Part I: Background
The legalization of marriage for same-sex couples became a reality in Washington state last weekend. It is my adopted state and I have lived here for 19+ years. As marriage equality becomes available in each state, it rekindles a conversation for me about labels. Specifically, a conversation about the labels that denote spouse in a gendered way, i.e. wife.
My mother and my sister, both married to men, both mentioned to me that they don’t like it. When I was a child, I thought I was going to grow up and get married and of course, be a wife. I had no concept of sexuality or of my own sexuality when these thoughts were planted. It was what I saw around me. It seemed natural, like breathing or eating.
Then I learned more about the history of marriage, and how for most of recorded history women were property and marriage was about the exchange of property – including human chattel. The idea of marrying for love was very new. I could go into a longer discussion about this, but entire books have been written on it in a much more cogent manner that I could speak. Then I came out as queer. After I fell in love with a woman, and chose to make my life with her, marriage became something for other people – that is, straight people or closeted queer people who were desperately trying for something else. As with other things that weren’t available to me, I suppressed any desire for it and put it behind the shop window.

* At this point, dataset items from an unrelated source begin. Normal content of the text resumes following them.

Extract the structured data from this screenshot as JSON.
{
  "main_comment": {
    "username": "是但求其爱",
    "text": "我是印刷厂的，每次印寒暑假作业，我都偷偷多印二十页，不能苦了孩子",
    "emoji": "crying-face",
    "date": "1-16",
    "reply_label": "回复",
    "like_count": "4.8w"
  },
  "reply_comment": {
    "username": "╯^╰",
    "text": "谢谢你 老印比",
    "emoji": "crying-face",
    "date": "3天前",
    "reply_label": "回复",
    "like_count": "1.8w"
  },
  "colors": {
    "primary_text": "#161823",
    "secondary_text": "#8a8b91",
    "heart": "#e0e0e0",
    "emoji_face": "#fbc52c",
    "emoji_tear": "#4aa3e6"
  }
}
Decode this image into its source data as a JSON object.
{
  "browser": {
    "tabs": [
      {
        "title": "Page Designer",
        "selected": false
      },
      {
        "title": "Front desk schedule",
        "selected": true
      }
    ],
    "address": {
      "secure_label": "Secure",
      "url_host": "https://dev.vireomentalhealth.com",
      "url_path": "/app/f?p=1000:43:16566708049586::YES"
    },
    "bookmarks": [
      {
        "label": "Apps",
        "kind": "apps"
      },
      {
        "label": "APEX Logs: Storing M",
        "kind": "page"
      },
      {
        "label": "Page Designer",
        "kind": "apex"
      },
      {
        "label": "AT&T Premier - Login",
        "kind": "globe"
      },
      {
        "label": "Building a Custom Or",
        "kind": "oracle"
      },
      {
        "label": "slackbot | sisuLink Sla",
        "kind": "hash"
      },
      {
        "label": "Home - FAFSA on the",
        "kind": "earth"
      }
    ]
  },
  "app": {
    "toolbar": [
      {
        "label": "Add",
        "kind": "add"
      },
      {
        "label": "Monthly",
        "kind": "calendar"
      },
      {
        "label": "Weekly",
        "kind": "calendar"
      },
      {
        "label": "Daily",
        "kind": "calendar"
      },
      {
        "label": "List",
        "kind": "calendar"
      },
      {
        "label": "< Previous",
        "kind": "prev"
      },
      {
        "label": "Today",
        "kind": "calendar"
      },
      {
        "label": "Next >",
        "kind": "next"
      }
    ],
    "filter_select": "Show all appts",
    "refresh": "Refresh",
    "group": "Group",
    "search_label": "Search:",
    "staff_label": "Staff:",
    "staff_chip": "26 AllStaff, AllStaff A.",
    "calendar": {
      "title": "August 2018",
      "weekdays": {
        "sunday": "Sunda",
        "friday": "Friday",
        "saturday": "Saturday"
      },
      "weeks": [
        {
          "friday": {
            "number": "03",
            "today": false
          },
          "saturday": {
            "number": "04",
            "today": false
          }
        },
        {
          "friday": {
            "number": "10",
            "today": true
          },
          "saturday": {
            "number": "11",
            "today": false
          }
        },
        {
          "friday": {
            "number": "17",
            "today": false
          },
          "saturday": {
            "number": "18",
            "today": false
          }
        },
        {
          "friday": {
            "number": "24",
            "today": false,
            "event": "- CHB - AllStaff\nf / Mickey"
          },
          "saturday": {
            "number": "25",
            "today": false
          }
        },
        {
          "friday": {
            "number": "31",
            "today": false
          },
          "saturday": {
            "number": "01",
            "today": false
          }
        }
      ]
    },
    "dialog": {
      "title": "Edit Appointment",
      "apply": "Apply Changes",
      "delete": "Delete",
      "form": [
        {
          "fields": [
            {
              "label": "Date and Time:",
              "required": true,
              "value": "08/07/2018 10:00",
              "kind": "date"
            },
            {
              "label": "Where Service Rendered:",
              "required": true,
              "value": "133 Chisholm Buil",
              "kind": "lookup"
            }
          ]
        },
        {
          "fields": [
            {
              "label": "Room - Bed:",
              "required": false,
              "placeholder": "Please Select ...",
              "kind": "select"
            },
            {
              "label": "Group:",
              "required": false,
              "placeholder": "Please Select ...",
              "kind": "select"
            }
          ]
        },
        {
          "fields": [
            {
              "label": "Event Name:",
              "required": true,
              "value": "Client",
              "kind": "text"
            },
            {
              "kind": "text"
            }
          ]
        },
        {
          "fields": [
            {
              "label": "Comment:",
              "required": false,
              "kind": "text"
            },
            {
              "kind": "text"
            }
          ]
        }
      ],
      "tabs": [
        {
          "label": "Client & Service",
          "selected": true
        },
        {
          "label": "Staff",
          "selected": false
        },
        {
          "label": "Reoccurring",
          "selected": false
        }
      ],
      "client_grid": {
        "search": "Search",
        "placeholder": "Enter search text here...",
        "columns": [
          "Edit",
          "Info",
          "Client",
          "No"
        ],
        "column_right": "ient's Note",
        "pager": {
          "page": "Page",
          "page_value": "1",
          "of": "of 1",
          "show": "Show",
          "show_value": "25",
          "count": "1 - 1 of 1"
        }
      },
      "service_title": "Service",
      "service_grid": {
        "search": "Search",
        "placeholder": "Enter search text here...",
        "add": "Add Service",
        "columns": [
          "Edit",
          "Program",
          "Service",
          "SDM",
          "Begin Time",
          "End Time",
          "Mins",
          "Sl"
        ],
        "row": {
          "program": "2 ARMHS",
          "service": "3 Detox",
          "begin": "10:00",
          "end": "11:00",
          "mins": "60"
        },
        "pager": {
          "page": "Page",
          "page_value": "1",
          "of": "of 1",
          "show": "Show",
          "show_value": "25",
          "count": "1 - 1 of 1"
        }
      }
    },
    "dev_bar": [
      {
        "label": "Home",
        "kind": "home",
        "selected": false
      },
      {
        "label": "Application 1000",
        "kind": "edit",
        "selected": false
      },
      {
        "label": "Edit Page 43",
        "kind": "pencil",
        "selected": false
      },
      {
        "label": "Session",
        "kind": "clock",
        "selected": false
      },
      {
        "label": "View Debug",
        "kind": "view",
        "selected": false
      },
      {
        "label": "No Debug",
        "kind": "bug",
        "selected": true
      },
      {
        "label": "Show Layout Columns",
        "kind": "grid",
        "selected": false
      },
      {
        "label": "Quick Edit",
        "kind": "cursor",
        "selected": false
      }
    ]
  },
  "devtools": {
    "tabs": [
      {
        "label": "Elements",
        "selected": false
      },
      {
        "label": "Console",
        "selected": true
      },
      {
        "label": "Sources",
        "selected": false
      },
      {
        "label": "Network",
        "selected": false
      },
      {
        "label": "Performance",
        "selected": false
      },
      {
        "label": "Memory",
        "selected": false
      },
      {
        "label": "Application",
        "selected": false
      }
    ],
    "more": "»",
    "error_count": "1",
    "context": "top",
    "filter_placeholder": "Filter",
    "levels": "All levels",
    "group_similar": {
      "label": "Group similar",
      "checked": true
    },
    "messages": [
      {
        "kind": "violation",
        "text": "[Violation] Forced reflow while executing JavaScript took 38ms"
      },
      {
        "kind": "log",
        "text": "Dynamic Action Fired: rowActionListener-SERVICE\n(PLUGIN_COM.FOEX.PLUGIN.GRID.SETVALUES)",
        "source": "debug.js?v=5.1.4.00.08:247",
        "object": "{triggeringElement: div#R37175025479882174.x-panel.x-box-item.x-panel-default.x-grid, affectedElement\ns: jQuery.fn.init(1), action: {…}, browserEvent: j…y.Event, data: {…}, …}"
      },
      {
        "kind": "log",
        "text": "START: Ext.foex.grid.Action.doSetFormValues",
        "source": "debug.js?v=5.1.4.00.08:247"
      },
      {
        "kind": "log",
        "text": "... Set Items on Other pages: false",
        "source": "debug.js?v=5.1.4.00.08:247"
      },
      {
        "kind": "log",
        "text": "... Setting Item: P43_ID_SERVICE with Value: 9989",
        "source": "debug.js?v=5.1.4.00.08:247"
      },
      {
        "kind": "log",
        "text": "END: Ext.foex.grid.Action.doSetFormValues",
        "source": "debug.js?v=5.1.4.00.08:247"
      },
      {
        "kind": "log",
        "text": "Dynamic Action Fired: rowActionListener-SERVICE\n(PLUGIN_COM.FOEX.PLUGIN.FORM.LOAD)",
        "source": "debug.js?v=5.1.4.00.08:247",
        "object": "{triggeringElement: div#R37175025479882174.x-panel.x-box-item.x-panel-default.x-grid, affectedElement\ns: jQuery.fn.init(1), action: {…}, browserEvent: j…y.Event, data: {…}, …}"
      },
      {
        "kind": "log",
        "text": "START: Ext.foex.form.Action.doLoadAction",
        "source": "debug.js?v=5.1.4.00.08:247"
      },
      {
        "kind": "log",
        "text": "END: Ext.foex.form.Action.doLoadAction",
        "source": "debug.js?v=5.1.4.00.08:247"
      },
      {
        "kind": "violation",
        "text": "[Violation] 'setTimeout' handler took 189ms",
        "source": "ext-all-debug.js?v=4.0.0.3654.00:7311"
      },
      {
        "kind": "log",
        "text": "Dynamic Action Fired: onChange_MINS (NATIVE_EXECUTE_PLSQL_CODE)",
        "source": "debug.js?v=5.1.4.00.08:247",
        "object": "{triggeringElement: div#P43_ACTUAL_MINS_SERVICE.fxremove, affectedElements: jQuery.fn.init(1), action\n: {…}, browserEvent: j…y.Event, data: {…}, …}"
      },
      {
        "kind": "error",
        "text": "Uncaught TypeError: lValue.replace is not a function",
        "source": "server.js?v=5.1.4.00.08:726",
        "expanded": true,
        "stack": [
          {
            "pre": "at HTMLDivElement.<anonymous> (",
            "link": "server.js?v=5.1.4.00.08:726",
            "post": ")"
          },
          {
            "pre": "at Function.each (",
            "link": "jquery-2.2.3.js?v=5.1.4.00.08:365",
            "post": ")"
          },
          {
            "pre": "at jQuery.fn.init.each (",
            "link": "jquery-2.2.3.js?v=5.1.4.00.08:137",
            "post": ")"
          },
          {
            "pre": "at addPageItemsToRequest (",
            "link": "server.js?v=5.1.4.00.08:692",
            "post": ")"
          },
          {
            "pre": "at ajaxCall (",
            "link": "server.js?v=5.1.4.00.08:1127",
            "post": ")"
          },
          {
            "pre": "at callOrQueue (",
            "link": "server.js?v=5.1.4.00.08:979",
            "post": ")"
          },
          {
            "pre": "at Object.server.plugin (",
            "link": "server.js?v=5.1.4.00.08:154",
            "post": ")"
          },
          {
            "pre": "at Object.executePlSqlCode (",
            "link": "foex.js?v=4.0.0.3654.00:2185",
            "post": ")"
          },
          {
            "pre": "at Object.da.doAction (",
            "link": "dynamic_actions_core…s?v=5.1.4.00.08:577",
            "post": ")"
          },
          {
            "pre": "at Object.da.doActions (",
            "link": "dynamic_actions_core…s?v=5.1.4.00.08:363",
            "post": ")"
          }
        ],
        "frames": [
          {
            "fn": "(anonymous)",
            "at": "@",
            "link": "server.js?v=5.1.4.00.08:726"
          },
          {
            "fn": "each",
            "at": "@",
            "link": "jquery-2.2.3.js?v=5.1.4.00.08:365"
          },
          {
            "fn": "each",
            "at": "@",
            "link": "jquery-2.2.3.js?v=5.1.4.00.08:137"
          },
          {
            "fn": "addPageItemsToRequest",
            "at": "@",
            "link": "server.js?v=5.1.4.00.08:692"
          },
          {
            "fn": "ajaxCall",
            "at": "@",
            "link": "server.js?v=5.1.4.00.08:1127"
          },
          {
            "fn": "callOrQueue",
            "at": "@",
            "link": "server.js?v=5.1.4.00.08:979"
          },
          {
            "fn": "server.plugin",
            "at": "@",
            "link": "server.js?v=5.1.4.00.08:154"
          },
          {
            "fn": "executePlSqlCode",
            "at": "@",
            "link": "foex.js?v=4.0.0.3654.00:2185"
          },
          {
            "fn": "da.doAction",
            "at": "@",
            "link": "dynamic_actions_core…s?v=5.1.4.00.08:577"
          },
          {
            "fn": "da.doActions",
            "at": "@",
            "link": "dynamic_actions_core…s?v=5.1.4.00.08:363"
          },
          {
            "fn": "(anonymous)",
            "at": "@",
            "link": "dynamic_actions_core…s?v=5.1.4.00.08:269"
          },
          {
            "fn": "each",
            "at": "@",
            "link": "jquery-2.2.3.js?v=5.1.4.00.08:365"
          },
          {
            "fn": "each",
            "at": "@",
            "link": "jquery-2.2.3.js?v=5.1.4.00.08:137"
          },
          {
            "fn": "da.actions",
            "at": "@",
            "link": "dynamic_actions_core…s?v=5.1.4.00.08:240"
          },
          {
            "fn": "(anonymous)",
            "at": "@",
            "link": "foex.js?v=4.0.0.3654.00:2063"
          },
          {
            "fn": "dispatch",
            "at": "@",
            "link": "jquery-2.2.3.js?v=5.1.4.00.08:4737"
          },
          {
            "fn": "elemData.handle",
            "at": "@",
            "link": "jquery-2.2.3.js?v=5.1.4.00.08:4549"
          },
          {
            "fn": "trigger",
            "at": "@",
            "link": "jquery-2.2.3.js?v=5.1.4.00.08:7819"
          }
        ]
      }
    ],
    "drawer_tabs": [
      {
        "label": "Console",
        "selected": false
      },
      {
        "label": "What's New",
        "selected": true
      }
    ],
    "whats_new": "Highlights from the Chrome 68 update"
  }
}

When same-sex marriage was legalized in Washington state by the electorate last month, I felt as though that glass window I was pressing my nose against evaporated. I was destabilized and disoriented. Marriage, while recognized by my state but not the federal government, was suddenly something I could participate in, if I so choose. I feel solid in my relationship. I do not need any government approval or imprimatur. However, I recognize that marriage gives access to certain rights that might make things easier for me.
But let’s leave all that behind and talk about the word we all came here for: WIFE. Some of my friends know about my discomfort with the word, particularly as it applies to queers. I asked my friends on Facebook how they felt about the word. Their responses covered the spectrum, from utter joy to complete dissatisfaction:
1 – complete and utter enjoyment
2 – more or less neutral
3 – varying degrees of discomfort
4 – a few who liked “wife” but didn’t like “husband”
5 – A couple of my male friends responded and overwhelmingly they indicated that they love being referred to as “wife”.
Part II: Discussion
(For the sake of this discussion, I’m going to use the term “parents” but please feel free to replace it with any term that suits your experience.) It’s easy for me to get sidetracked about the personal feelings about this label, but after our friends got married last weekend, we had an interesting discussion about the ramifications and ripple effect adopting this label has for parents, particularly ones who may be having difficulty accepting their children’s same-sex relationships, but even for families that are accepting. There is often this funny ballet that occurs when a parent gets the opportunity to introduce the couple. Sometimes no mention is made of the nature of the relationship between the couple; sometimes it might be indicated by partner, which imparts its own ambiguity and confusion . I have often wondered if the reticence is based on a desire to protect the people being introduced, although it might equally be a desire for the parent to remain closeted, such is the power of the stigma attached to homosexuality.
But having the decision taken out of the parents’ hands may relieve this confusion and pressure. Now, it is not up to the person making the introduction to be the interlocutor; the state has made the determination. The parent is not seen as condemning or condoning their child’s relationship. It is a legally binding contract. They are stating a legal status.
Wife is a role, but also a legally defined status and relationship. We impose meaning on everything. It’s what humans do. Like President Barack Obama, my own feelings about wife are evolving. I love being shocked and surprised when I hear a woman has a wife (or a man has a husband). It signifies I am not alone. I am always looking for connections, overlaps, ways in which I am like other people. This one little word can convey so much. Wife encapsulates so much meaning and is being reinvented as access to marriage spreads across the country. I keep trying to imagine the label for myself, tripping over the word as I apply it to my relationship. Instead of feeling like I have to adopt a role or become what I think a wife is, I can allow myself, like my friends, to reinvent the word and create and expand the meaning so it can be comfortable for everyone.